A Fundação Dos Bombeiros Voluntários
Já atrás referi que o Jornal vinha abordando o fenómeno da criação de instituições de Bombeiros Voluntários pelo País.
Alguns artigos já tinham sido nele publicados, sendo de salientar aqueles que subscreveu Joaquim da Silva Ameixeira.
É precisamente pela iniciativa deste alvaiazerense, comerciante de sucesso em Lisboa,juntamente com Júlio da Graça Antunes, outro distinto comerciante da Capital, que, em Novembro de 1936, se realizou uma reunião, na Associação Comercial dos Logistas, com o fim de promover a criação de um corpo de Bombeiros em Alvaiázere.
A reunião foi presidida pelo dr. Manuel Ribeiro Ferreira e da mesma saiu a primeira Comissão promotora da iniciativa, que passou a ser composta, além do Dr. Manuel Ribeiro Ferreira, pelos senhores Joaquim Ameixeira, José de Freitas e Júlio da Graça Antunes.
Teve a presença de muitos alvaiazerenses residentes em Lisboa e, tendo sido aberta uma subscrição, rendeu logo a mesma a quantia de 8 contos de réis.
Houve, desde logo, bastantes manifestações de adesão, mas somente em 22 de Abril de 1937, se realizou uma reunião em Alvaiázere, no salão da Assembleia.

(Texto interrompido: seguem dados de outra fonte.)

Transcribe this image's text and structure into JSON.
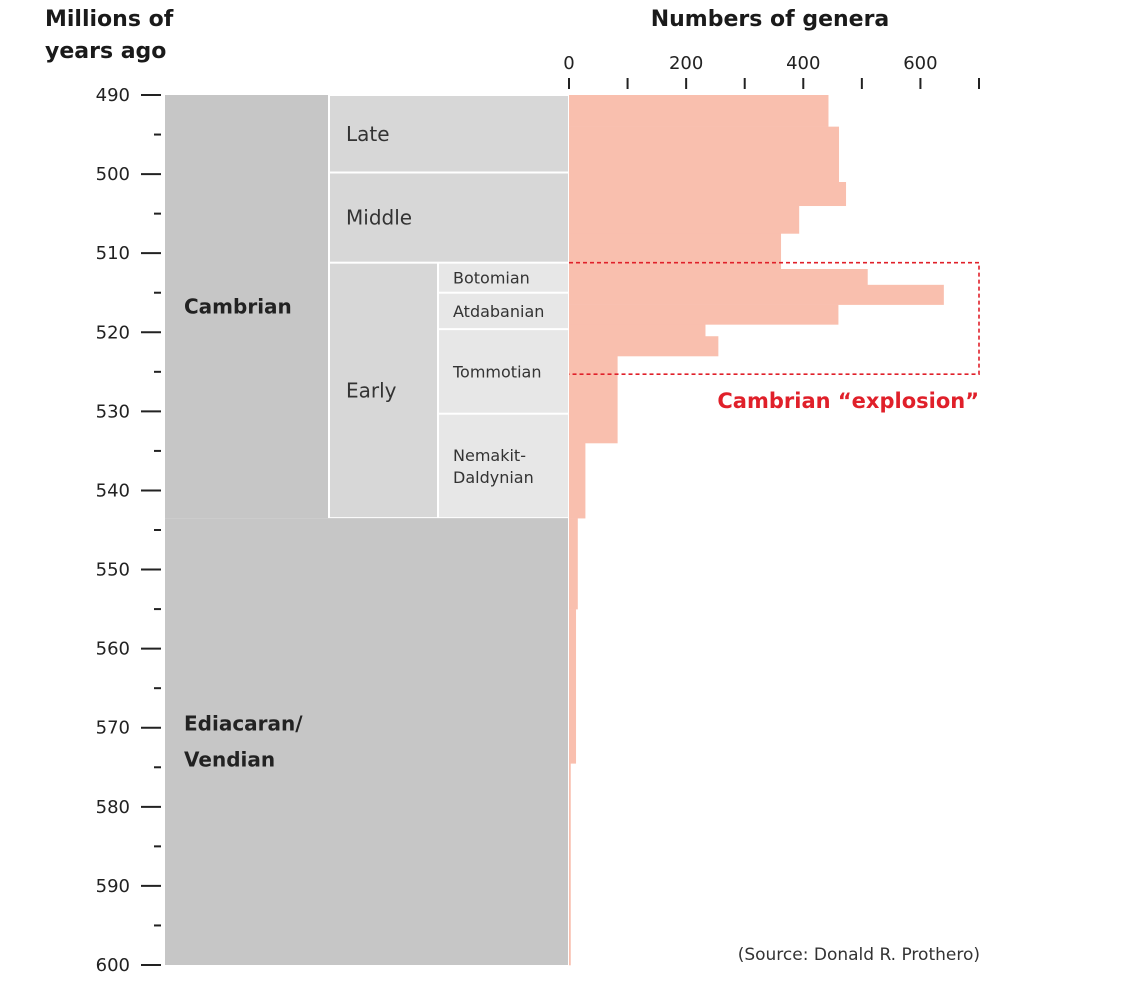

Saíram da mesma eleitas sete comissões, uma por cada freguesia, que vieram a dar o impulso fundamental, para que o obra fosse para a frente.
Eram, assim, compostas:
Alvaiázere: dr. Rui Rosa e Manuel Simões Cardo; Almoster: P.e Serra, António Marques e Estevão Pereira dos Reis;Pelmá: Augusto Teixeira da Cunha, Afonso Melo Barata Pereira, Vitorino Nunes júnior; Maçãs de D. Maria: Mateus Pereira dos Reis, António Lopes, João Simões Pulido; Pussos: Acácio Frazão, Domingos Paiva de Lima Ribeiro; Rego da Murta: Aníbal Freitas; Maçãs de Caminho: P.e Melo e António Alves Barros.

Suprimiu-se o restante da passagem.